EMPTY NESTERS: Bob and Carol Bursill, Josie Ginty with mother Prue Weaver and father David Ginty.
EMPTY NESTERS: Bob and Carol Bursill, Josie Ginty with mother Prue Weaver and father David Ginty. Tracey Johnstone

No kids! Time to rejoice!

THE house is a lot quieter, there are less dishes in the sink and washing on the line, the bills are less and so too the cleaning; the kids have finally left home, the nest is empty.

Empty nesters are embracing their freedom from day-to-day family responsibilities according to research from the Australian Seniors Insurance Agency (ASIA). Many are rediscovering financial and social freedom.

Two couples in their early 60s who have seen their children out the door are Prue Weaver and her husband Dave Ginty, and Bob and Carol Bursill. Both watched their children willingly head out within about two years of finishing high school.

The reactions to the children's departure is mostly one of joy, like 51 per cent of those surveyed by ASIA.

Prue and Dave fully supported their son and daughter quickly departing the family home. "I was delighted," Prue says. "It gave them the chance to do what they wanted to do on their own terms, and I was still available if they needed backup or financial support, but basically they were on their own to spread their wings and suffer the consequences, if there were going to be any."

Bob noted he was thrilled to see his three kids happily gain their independence and know what they wanted to do. Carol was the dissenter. "I didn't really want all my kids out of the house," Carol admits. "I would have loved for them to stay home another four or five years."

Most survey respondents, some 74 per cent, said they had more time on their hands. "The difference was not that the kids were there or not there, it was that that they weren't at school anymore," Prue adds.

When it ccomes to finances, life is much better, to start. "But we still forked out a lot of money for them, even though we didn't have the day-to-day expenses," Carol says.

All agree that even now they are still handing out money to help their children. "It's on a needs basis," Bob says. But, both Carol and Bob wonder, are they now spending more on the children then they used to, but just in larger, lump sums? There are you see, house deposits and grandchildren costs to be considered.

For Prue and David, "We made a deal with them that if they go into university we would either pay their fees or accommodation. We were then able to budget for the amount," Prue says.

Each couple's financial obligations haven't stopped them from finding ways to enjoy the freedom that comes with an empty nest. "We have more time to put into work," David says. "But we don't have to be home to put the dinner on," Prue adds joyously.

With the kids out of the house and retirement from work a reality, the couples joined the 59.6 per cent of survey responders who find themselves spending more time on their recreation and hobbies. Carol has joined some social groups and got stuck into scrapbooking. Bob spends more time in the garden and tinkering with boats. Prue and Dave are travelling overseas to fascinating places, but always on a tight budget.

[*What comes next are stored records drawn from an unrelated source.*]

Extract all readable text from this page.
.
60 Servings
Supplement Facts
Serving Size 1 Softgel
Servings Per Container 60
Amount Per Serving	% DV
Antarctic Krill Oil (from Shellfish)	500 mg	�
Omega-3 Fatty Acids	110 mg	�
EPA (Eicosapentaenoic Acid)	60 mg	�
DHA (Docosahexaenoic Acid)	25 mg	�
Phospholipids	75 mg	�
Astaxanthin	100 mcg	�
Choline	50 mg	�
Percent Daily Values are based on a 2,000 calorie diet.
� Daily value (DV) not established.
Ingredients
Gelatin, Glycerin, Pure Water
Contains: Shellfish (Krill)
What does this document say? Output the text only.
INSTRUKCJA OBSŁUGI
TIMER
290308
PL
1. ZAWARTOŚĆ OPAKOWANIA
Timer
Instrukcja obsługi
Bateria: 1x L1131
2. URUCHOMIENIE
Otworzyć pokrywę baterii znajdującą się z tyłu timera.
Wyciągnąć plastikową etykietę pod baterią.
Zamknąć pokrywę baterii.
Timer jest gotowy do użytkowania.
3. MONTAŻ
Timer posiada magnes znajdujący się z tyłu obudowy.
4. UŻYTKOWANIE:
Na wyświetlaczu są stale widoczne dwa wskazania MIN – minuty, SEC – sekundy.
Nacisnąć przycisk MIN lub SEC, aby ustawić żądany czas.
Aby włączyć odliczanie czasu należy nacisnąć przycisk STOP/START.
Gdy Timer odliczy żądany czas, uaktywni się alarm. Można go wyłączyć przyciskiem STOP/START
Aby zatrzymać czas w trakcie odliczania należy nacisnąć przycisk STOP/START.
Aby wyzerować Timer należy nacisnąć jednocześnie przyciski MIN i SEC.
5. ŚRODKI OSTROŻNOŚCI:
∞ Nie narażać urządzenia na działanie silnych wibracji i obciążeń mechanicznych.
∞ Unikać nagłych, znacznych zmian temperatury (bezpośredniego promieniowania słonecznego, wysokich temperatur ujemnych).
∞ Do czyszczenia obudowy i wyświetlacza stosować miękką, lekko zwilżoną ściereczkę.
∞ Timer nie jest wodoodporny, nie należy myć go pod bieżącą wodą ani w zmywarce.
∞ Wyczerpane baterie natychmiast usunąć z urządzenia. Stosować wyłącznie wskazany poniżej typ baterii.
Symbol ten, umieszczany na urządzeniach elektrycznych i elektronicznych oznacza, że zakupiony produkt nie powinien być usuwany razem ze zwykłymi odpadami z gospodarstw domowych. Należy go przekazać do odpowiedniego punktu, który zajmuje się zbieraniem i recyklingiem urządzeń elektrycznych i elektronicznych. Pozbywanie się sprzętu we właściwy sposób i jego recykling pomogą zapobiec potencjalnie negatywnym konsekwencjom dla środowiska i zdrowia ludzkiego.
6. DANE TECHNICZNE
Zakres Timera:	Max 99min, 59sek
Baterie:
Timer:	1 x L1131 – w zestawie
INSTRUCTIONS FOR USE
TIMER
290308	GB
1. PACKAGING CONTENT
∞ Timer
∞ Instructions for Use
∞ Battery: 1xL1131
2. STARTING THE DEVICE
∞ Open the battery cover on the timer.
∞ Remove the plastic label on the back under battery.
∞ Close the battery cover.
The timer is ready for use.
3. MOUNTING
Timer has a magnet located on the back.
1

Downsizing is another outcome of becoming empty nesters. While they have retained a spare room in their small apartment, David and Prue are happily out of the much larger family home. "Well, nobody was using half the house," David declares.

Bob and Carol are like about 30 per cent of the ASIA survey responders who have turned a spare bedroom into a hobby space. "Because we had children who had the grandchildren straight away, we wanted to keep room in the house for them," Carol said. Downsizing soon is however on the cards for them.

Both Bob and David are more active now that they have more free time. "The sporting activities only started when all our expenses went away," David, a keen dinghy sailor, says. Both of the women haven't become more physically active, instead turning their attention more to their crafts.

Allowing any of the children to return home indefinitely isn't an attractive idea for these empty nesters. They know the way they live now won't support the intrusion of the younger generation. But, of course, if a disaster happened, the door would reopen.

"They come with attachments," Carol says. "They come with husbands or wives who you may, or may not, get on with. And the children who you may or may not like the way they are being raised."